Mal ganz ehrlich: wenn ein Angreifer schon im Fahrzeug sitzt, ist das Auto längst in fremden Händen und diese hochgeschaukelte USB-Sache ist nur noch Kindergeburtstag.

"Entführung per USB-Kabel" hat nie gestimmt, k.A. wer den Quark noch immer widerkäut und glaubt.
 
Um mich als Nutzer in meinem Auto (nicht Hyundai) anmelden zu können, musste ich mit beiden Schlüsseln im Auto sitzen und einigen Aufforderungen im Display folgen. Danach konnte ich Dinge wie Vorklimatisierung, Fahrdaten etc. einsehen und ändern.

Um die Funktion des Öffnens, Schließen und Co. freizuschalten, hat das ausliefernde Autohaus (nicht mein Service-Autohaus) eine Kopie meines Personalausweises verlangt.

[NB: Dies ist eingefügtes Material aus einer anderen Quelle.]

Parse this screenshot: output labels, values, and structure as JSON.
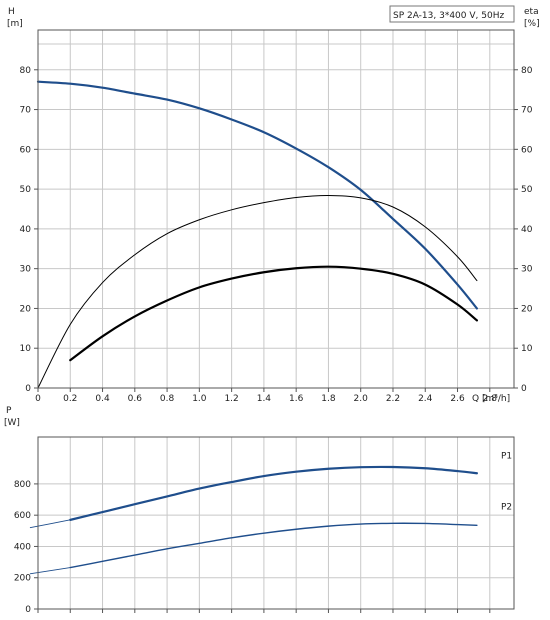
{
  "chart_data": [
    {
      "type": "line",
      "title": "SP 2A-13, 3*400 V, 50Hz",
      "ylabel": "H",
      "yunit": "[m]",
      "y2label": "eta",
      "y2unit": "[%]",
      "xlabel": "Q [m³/h]",
      "xlim": [
        0,
        2.95
      ],
      "ylim": [
        0,
        90
      ],
      "y2lim": [
        0,
        90
      ],
      "x_ticks": [
        "0",
        "0.2",
        "0.4",
        "0.6",
        "0.8",
        "1.0",
        "1.2",
        "1.4",
        "1.6",
        "1.8",
        "2.0",
        "2.2",
        "2.4",
        "2.6",
        "2.8"
      ],
      "y_ticks": [
        "0",
        "10",
        "20",
        "30",
        "40",
        "50",
        "60",
        "70",
        "80"
      ],
      "y2_ticks": [
        "0",
        "10",
        "20",
        "30",
        "40",
        "50",
        "60",
        "70",
        "80"
      ],
      "grid": true,
      "series": [
        {
          "color": "#1f4e8c",
          "axis": "left",
          "width": 2.2,
          "x": [
            0.0,
            0.2,
            0.4,
            0.6,
            0.8,
            1.0,
            1.2,
            1.4,
            1.6,
            1.8,
            2.0,
            2.2,
            2.4,
            2.6,
            2.72
          ],
          "y": [
            77,
            76.5,
            75.5,
            74,
            72.5,
            70.3,
            67.5,
            64.3,
            60.2,
            55.5,
            49.8,
            42.5,
            35,
            26,
            20
          ]
        },
        {
          "color": "#000000",
          "axis": "right",
          "width": 1.0,
          "x": [
            0.0,
            0.2,
            0.4,
            0.6,
            0.8,
            1.0,
            1.2,
            1.4,
            1.6,
            1.8,
            2.0,
            2.2,
            2.4,
            2.6,
            2.72
          ],
          "y": [
            0,
            16,
            26.5,
            33.5,
            38.8,
            42.3,
            44.8,
            46.6,
            47.9,
            48.4,
            47.8,
            45.5,
            40.5,
            33,
            27
          ]
        },
        {
          "color": "#000000",
          "axis": "right",
          "width": 2.2,
          "x": [
            0.2,
            0.4,
            0.6,
            0.8,
            1.0,
            1.2,
            1.4,
            1.6,
            1.8,
            2.0,
            2.2,
            2.4,
            2.6,
            2.72
          ],
          "y": [
            7,
            13,
            18,
            22,
            25.3,
            27.5,
            29.1,
            30.1,
            30.5,
            30,
            28.7,
            26,
            21,
            17
          ]
        }
      ]
    },
    {
      "type": "line",
      "ylabel": "P",
      "yunit": "[W]",
      "xlim": [
        0,
        2.95
      ],
      "ylim": [
        0,
        1100
      ],
      "y_ticks": [
        "0",
        "200",
        "400",
        "600",
        "800"
      ],
      "grid": true,
      "series": [
        {
          "name": "P1",
          "color": "#1f4e8c",
          "x": [
            -0.05,
            0.2,
            0.4,
            0.6,
            0.8,
            1.0,
            1.2,
            1.4,
            1.6,
            1.8,
            2.0,
            2.2,
            2.4,
            2.6,
            2.72
          ],
          "y": [
            520,
            570,
            620,
            670,
            720,
            770,
            812,
            850,
            878,
            897,
            907,
            908,
            900,
            882,
            868
          ],
          "thick_from": 0.2
        },
        {
          "name": "P2",
          "color": "#1f4e8c",
          "x": [
            -0.05,
            0.2,
            0.4,
            0.6,
            0.8,
            1.0,
            1.2,
            1.4,
            1.6,
            1.8,
            2.0,
            2.2,
            2.4,
            2.6,
            2.72
          ],
          "y": [
            225,
            265,
            305,
            345,
            385,
            420,
            455,
            485,
            510,
            530,
            543,
            548,
            547,
            540,
            535
          ],
          "thick_from": 0.2
        }
      ]
    }
  ]
}
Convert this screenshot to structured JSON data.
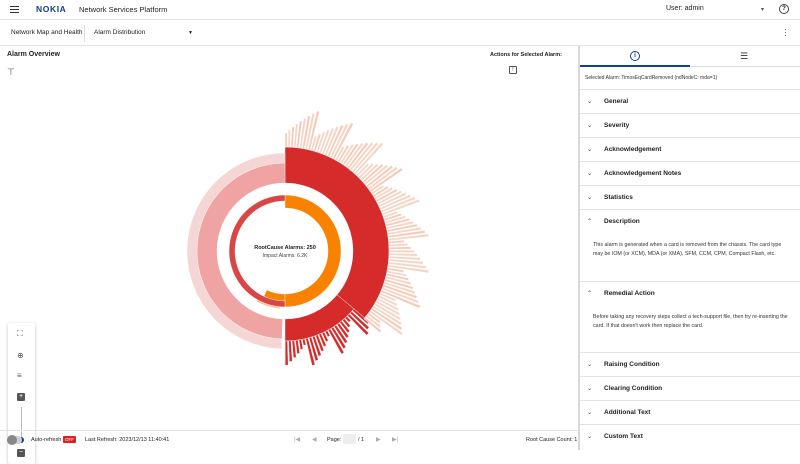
{
  "header": {
    "logo": "NOKIA",
    "app_title": "Network Services Platform",
    "user": "User: admin"
  },
  "subnav": {
    "item1": "Network Map and Health",
    "item2": "Alarm Distribution"
  },
  "overview": {
    "title": "Alarm Overview",
    "actions_label": "Actions for Selected Alarm:",
    "center_line1": "RootCause Alarms: 250",
    "center_line2": "Impact Alarms: 6.2K"
  },
  "footer": {
    "auto_refresh": "Auto-refresh",
    "off_badge": "OFF",
    "last_refresh": "Last Refresh: 2023/12/13 11:40:41",
    "page_label": "Page:",
    "page_total": "/ 1",
    "root_cause_count": "Root Cause Count: 1"
  },
  "panel": {
    "selected_alarm": "Selected Alarm: TimosEqCardRemoved (ndNodeC: mda=1)",
    "sections": {
      "general": "General",
      "severity": "Severity",
      "acknowledgement": "Acknowledgement",
      "ack_notes": "Acknowledgement Notes",
      "statistics": "Statistics",
      "description": "Description",
      "remedial": "Remedial Action",
      "raising": "Raising Condition",
      "clearing": "Clearing Condition",
      "additional": "Additional Text",
      "custom": "Custom Text"
    },
    "description_text": "This alarm is generated when a card is removed from the chassis. The card type may be IOM (or XCM), MDA (or XMA), SFM, CCM, CPM, Compact Flash, etc.",
    "remedial_text": "Before taking any recovery steps collect a tech-support file, then try re-inserting the card. If that doesn't work then replace the card."
  },
  "colors": {
    "accent": "#124191",
    "orange": "#f98200",
    "red": "#d52b2b",
    "light_red": "#f0a3a3",
    "pale": "#f7c9b8"
  }
}
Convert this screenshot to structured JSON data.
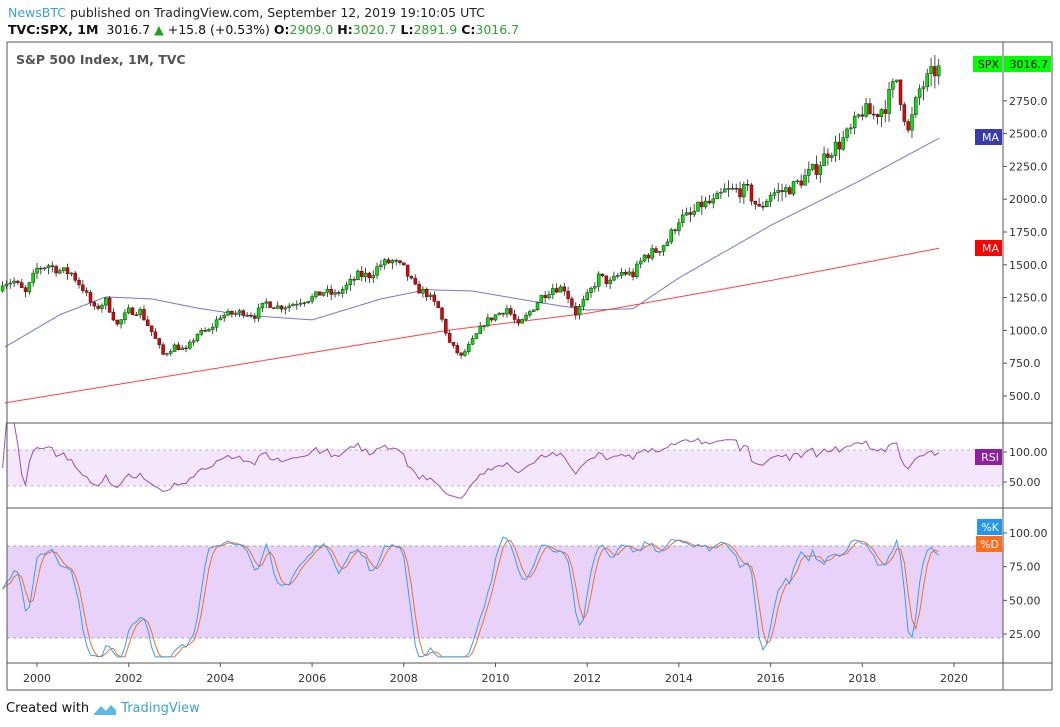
{
  "header": {
    "publisher": "NewsBTC",
    "published_text": "published on TradingView.com, September 12, 2019 19:10:05 UTC",
    "symbol": "TVC:SPX, 1M",
    "last": "3016.7",
    "change": "+15.8 (+0.53%)",
    "o_label": "O:",
    "o": "2909.0",
    "h_label": "H:",
    "h": "3020.7",
    "l_label": "L:",
    "l": "2891.9",
    "c_label": "C:",
    "c": "3016.7"
  },
  "footer": {
    "created_with": "Created with",
    "brand": "TradingView"
  },
  "chart_data": {
    "type": "candlestick",
    "title": "S&P 500 Index, 1M, TVC",
    "colors": {
      "up": "#00e600",
      "down": "#e60000",
      "ma_fast": "#7777cc",
      "ma_slow": "#ff4444",
      "rsi": "#9a4fb5",
      "k": "#3d9cf0",
      "d": "#f07030"
    },
    "price_axis": {
      "ticks": [
        "500.0",
        "750.0",
        "1000.0",
        "1250.0",
        "1500.0",
        "1750.0",
        "2000.0",
        "2250.0",
        "2500.0",
        "2750.0"
      ],
      "last_label": "SPX",
      "last_value": "3016.7"
    },
    "ma_labels": [
      "MA",
      "MA"
    ],
    "x_ticks": [
      "2000",
      "2002",
      "2004",
      "2006",
      "2008",
      "2010",
      "2012",
      "2014",
      "2016",
      "2018",
      "2020"
    ],
    "quarterly_closes": {
      "start": "1999-Q2",
      "values": [
        1373,
        1282,
        1469,
        1499,
        1455,
        1436,
        1320,
        1160,
        1224,
        1041,
        1148,
        1147,
        990,
        815,
        880,
        848,
        975,
        996,
        1112,
        1126,
        1141,
        1115,
        1212,
        1181,
        1191,
        1229,
        1248,
        1295,
        1270,
        1336,
        1418,
        1421,
        1503,
        1527,
        1468,
        1323,
        1280,
        1166,
        903,
        798,
        919,
        1057,
        1115,
        1169,
        1031,
        1141,
        1258,
        1326,
        1321,
        1131,
        1258,
        1408,
        1362,
        1441,
        1426,
        1569,
        1606,
        1682,
        1848,
        1872,
        1960,
        1972,
        2059,
        2068,
        2063,
        1920,
        2044,
        2060,
        2099,
        2168,
        2239,
        2363,
        2423,
        2519,
        2674,
        2641,
        2718,
        2914,
        2507,
        2834,
        2942,
        3016.7
      ]
    },
    "ma_fast": [
      [
        1999.3,
        873
      ],
      [
        2000.5,
        1120
      ],
      [
        2001.5,
        1255
      ],
      [
        2002.5,
        1240
      ],
      [
        2003.5,
        1170
      ],
      [
        2004.5,
        1117
      ],
      [
        2006,
        1080
      ],
      [
        2007.5,
        1240
      ],
      [
        2008.5,
        1310
      ],
      [
        2009.5,
        1300
      ],
      [
        2011,
        1210
      ],
      [
        2012,
        1155
      ],
      [
        2013,
        1165
      ],
      [
        2014,
        1400
      ],
      [
        2016,
        1800
      ],
      [
        2018,
        2150
      ],
      [
        2019.7,
        2470
      ]
    ],
    "ma_slow": [
      [
        1999.3,
        447
      ],
      [
        2009,
        1003
      ],
      [
        2012,
        1130
      ],
      [
        2016,
        1380
      ],
      [
        2019.7,
        1628
      ]
    ],
    "rsi": {
      "label": "RSI",
      "ticks": [
        "100.00",
        "50.00"
      ]
    },
    "stoch": {
      "labels": [
        "%K",
        "%D"
      ],
      "ticks": [
        "100.00",
        "75.00",
        "50.00",
        "25.00"
      ]
    }
  }
}
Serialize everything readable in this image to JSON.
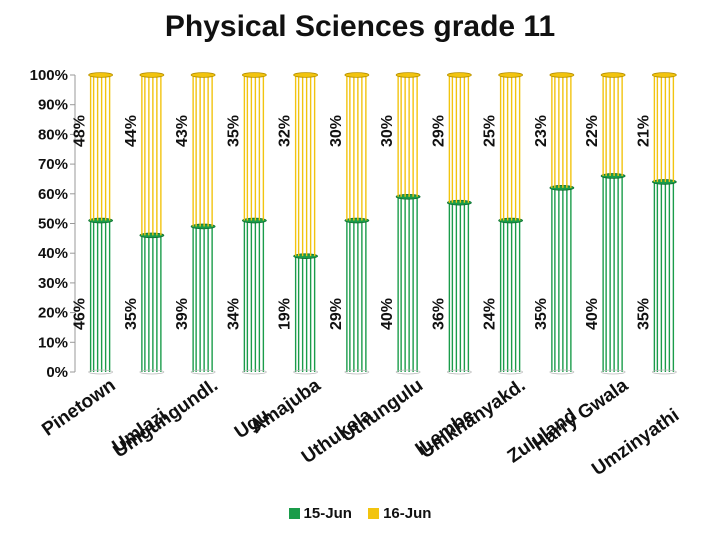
{
  "chart_data": {
    "type": "bar",
    "stacked": true,
    "title": "Physical Sciences grade 11",
    "xlabel": "",
    "ylabel": "",
    "ylim": [
      0,
      100
    ],
    "yticks": [
      "0%",
      "10%",
      "20%",
      "30%",
      "40%",
      "50%",
      "60%",
      "70%",
      "80%",
      "90%",
      "100%"
    ],
    "categories": [
      "Pinetown",
      "Umlazi",
      "Umgungundl.",
      "Ugu",
      "Amajuba",
      "Uthukela",
      "Uthungulu",
      "ILembe",
      "Umkhanyakd.",
      "Zululand",
      "Harry Gwala",
      "Umzinyathi"
    ],
    "series": [
      {
        "name": "15-Jun",
        "color": "#1a9c4a",
        "values": [
          51,
          46,
          49,
          51,
          39,
          51,
          59,
          57,
          51,
          62,
          66,
          64
        ],
        "labels": [
          "46%",
          "35%",
          "39%",
          "34%",
          "19%",
          "29%",
          "40%",
          "36%",
          "24%",
          "35%",
          "40%",
          "35%"
        ]
      },
      {
        "name": "16-Jun",
        "color": "#f2c40f",
        "values": [
          49,
          54,
          51,
          49,
          61,
          49,
          41,
          43,
          49,
          38,
          34,
          36
        ],
        "labels": [
          "48%",
          "44%",
          "43%",
          "35%",
          "32%",
          "30%",
          "30%",
          "29%",
          "25%",
          "23%",
          "22%",
          "21%"
        ]
      }
    ],
    "legend_position": "bottom"
  }
}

Ich hätte naiver Weise gedacht, dass das genauso Standard bei allen Fahrzeugen ist.
 
@ITnachHausetelefonen: Ist bei Hyundai auch so. Hab neuerdings einen und musste die Anmeldung im Fahrzeug bestätigen. Dass das Autohaus da mitmischen will, habe ich aber nicht erlebt. Andererseits haben die meine Daten schon von er Bestellung und Freigabe zur Zulassung, möglicherweise (wenn auch m.E. nicht wahrscheinlich), haben die dann auch was wegen BlueLink freigeschaltet.

BlueLink heißt übrigens der Fernzugriffsdienst aufs Auto wie auch die App.
myHyundai sagt mir grad nix, könnte eine Webseite sein, velleicht auch eine frühere Inkarnation oder Bezeichnung der App sein oder vielleicht eine (längst|in Europa) abgelöste App.

Oder es ist wieder einmal eine Meldung von weit-weit-weg, die hierzulande keine Relevanz hat, ähnlich dem USB-Kabel-Gag.